Type of an angle, as classified by the angle class file. See mdt.Library.angle_classes.

class mdt.features.DihedralType(mlib)[source]

Type of a dihedral, as classified by the dihedral class file. See mdt.Library.dihedral_classes.

class mdt.features.BondLength(mlib, bins)[source]

Length of a bond in angstroms. See mdt.Library.bond_classes. The feature is considered undefined if any of the atom coordinates are equal to the Modeller ‘undefined’ value (-999.0).

class mdt.features.Angle(mlib, bins)[source]

Angle (0-180). See mdt.Library.angle_classes. The feature is considered undefined if any of the atom coordinates are equal to the Modeller ‘undefined’ value (-999.0).

class mdt.features.Dihedral(mlib, bins)[source]

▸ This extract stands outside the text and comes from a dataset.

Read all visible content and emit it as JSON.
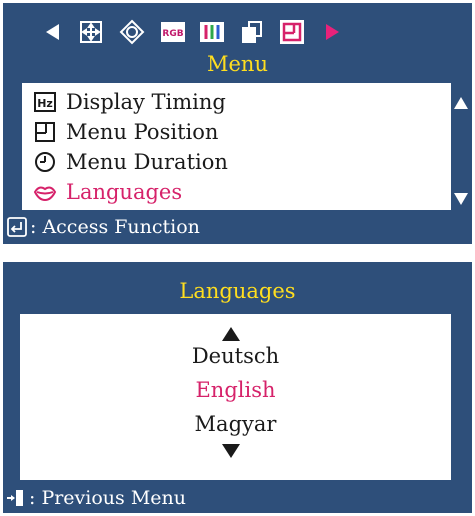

Dihedral angle (-180-180). See mdt.Library.dihedral_classes. The feature is considered undefined if any of the atom coordinates are equal to the Modeller ‘undefined’ value (-999.0).

Group features

These features are used to make combinations of other features. Each feature takes some common arguments:

  • mlib: the mdt.Library to create the feature in.
  • feat1: an existing feature object that will be included in this group.
  • feat2: another existing feature object to include.
  • nbins: the number of bins in this feature.
class mdt.features.Cluster(mlib, feat1, feat2, nbins)[source]

Cluster feature. When evaluated, it evaluates the two other features grouped in this feature, and converts the pair of bin indices for those features into a single bin index, which is returned. Use the add() method to control this conversion.

add(child_bins, bin_index)[source]

Add a single mapping from a pair of child feature bin indices into this feature’s bin index (all indexes start at 0). For example, calling add((1,2), 3) would cause this Cluster feature to return bin index 3 if the child features were in bins 1 and 2 respectively. This method can be called multiple times (even for the same bin_index) to add additional mappings from child bin indices to bin index. If no mapping from a given pair of child indices is present, the undefined bin index is returned.